Unfortunately, the small minority of anti-woke obsessives includes a wildly disproportionate number of people employed in the national media, and those are the people whose opinions Blair really cares about. He has been in thrall to the right-wing press ever since his Australian pilgrimage in 1995 to kiss Rupert Murdoch’s ring — although the two men subsequently fell out because Murdoch came to believe that Blair was having an affair with his wife. Whether this is actually true or not is much less important than the fact that it’s very, very funny.

YouGov also conducted a survey in the so-called “red wall” constituencies that flipped from Labour to the Conservatives in 2019:

There is nothing in our data to suggest that Red Wall voters are particularly socially conservative or especially concerned about progressive policies or social movements. In the majority of cases, we found more support for socially liberal attitudes than conservative attitudes, and where we did find support for socially conservative positions, this was not particularly out of step with the British population as a whole.

Blair’s claim that ordinary people reject “imposing the thinking of today on the practices of yesterday” sits awkwardly with one finding in particular. Seventy-eight percent of Britons, and 73 percent of those who live in Labour’s lost constituencies, agreed with the following statement: “It is important to teach school children about Britain’s colonial history and its role in the slave trade.”

Deconstruction

It would be tempting to dismiss Blair’s compendium of obsolete dogma and saloon-bar prejudice as the death rattle of a political corpse. Unfortunately, while his faction may lack a popular base, it still has the institutional heft needed to obstruct those who want to address the challenges of the modern world.

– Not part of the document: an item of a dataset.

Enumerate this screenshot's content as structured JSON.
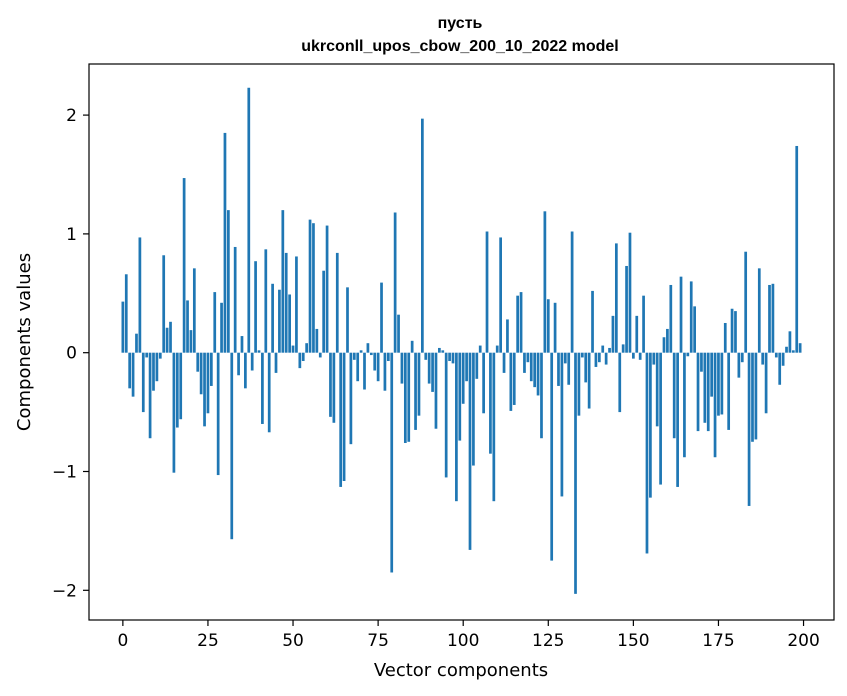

Blair’s ally Peter Mandelson, one of the few people who can rival him for cynicism, amorality and subservience to billionaires, is seeking to impose his line on Labour in the wake of its Hartlepool by-election defeat. Keir Starmer’s only response to a political setback in which the Labour right was deeply implicated has been to appoint one of that tendency’s most rebarbative figures, Rachel Reeves, as his shadow chancellor. Reeves once promised to be tougher than the Conservatives in harassing welfare claimants, at a time when the Tory government was quite literally hounding people to their deaths.

If Keir Starmer can’t deliver on his promises of “electability,” his position as leader may soon become precarious. Blair is clearly anxious to reduce the influence of Labour’s party membership and the trade unions before Starmer faces a challenge:

The Labour Party is now scratching its collective head and wondering why the replacement of an extremist with someone more moderate isn’t achieving the miracle renaissance. It is even asking whether Keir is the right leader. But the Labour Party won’t revive simply by a change of leader. It needs total deconstruction and reconstruction. Nothing less will do.

The people of Iraq could tell you all about Blair’s track record when it comes to “total deconstruction and reconstruction.” He has no interest in reviving Labour’s electoral fortunes: his only concern is to eliminate any channel through which working-class people can express their opposition to the policies he supports. Repudiating his malign agenda is a question of elementary moral hygiene for the British left.